Doubts over British Business Bank underline invoice finance role
The future of SME finance in the UK has becoming increasingly focused on the launch of the British Business Bank, but growing concern over its mandate and resources underline the importance of invoice finance and other alternative finance products.
The Institute of Chartered Accountants in England and Wales (ICAEW) has questioned the recently published proposals concerning the British Business Bank, while the British Chambers of Commerce (BCC) have also taken issue with some of the details released last week.
The ICAEW has voiced fears that the bank will do little to change the SME finance status quo – acting to merely consolidate existing schemes – and the BCC have questioned the amount of capital the bank will make available.

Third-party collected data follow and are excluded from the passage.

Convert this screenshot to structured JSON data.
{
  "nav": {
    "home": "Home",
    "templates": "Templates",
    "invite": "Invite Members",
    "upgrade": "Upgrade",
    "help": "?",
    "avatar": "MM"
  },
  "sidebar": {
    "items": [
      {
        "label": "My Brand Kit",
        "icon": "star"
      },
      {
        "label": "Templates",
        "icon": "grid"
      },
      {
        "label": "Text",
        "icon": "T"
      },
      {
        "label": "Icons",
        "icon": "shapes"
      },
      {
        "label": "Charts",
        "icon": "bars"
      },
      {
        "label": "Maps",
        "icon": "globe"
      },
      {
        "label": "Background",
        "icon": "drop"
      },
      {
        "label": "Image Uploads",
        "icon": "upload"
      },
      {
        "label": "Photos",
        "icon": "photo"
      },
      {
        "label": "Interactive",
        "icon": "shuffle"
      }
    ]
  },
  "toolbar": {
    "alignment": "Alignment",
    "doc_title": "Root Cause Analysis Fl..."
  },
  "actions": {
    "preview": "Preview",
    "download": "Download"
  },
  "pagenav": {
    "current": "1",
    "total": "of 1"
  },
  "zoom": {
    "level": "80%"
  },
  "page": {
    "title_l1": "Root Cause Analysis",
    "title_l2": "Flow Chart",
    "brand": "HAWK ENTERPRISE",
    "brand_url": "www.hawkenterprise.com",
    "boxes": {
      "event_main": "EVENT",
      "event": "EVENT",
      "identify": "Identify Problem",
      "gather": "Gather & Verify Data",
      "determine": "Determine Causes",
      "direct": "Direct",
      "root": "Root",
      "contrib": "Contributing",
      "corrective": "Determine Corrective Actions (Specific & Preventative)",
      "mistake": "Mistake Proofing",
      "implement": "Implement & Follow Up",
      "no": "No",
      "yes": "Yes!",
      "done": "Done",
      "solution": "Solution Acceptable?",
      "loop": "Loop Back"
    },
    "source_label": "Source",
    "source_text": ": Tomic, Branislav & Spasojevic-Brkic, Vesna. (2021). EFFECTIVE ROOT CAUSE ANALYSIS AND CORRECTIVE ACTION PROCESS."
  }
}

It believes that ten times the stated figure of £1 billion is required for the institution to have a meaningful impact.
While it is far too early to write off the bank, which has the potential to rejuvenate the SME finance market, among traditional lenders at least, the recent comments from the ICAEW and BCC emphasise how vital invoice finance and other alternative finance have become to SMEs in the UK looking to generate start-up funding or maintain cashflow.
Tellingly, all eyes will be on how large a role alternative finance has to play in the operation of the new bank, which isn’t due to open its doors until autumn next year. Its inclusion has long been speculated upon and the extension of the Funding for Lending scheme earlier in the year to include some alternative finance services has only fuelled expectations.
The ICAEW aired a particular concern that the smallest businesses would be overlooked – the use of third-party finance would help address the need to provide finance across the SME spectrum. In the meantime, invoice finance goes from strength to strength.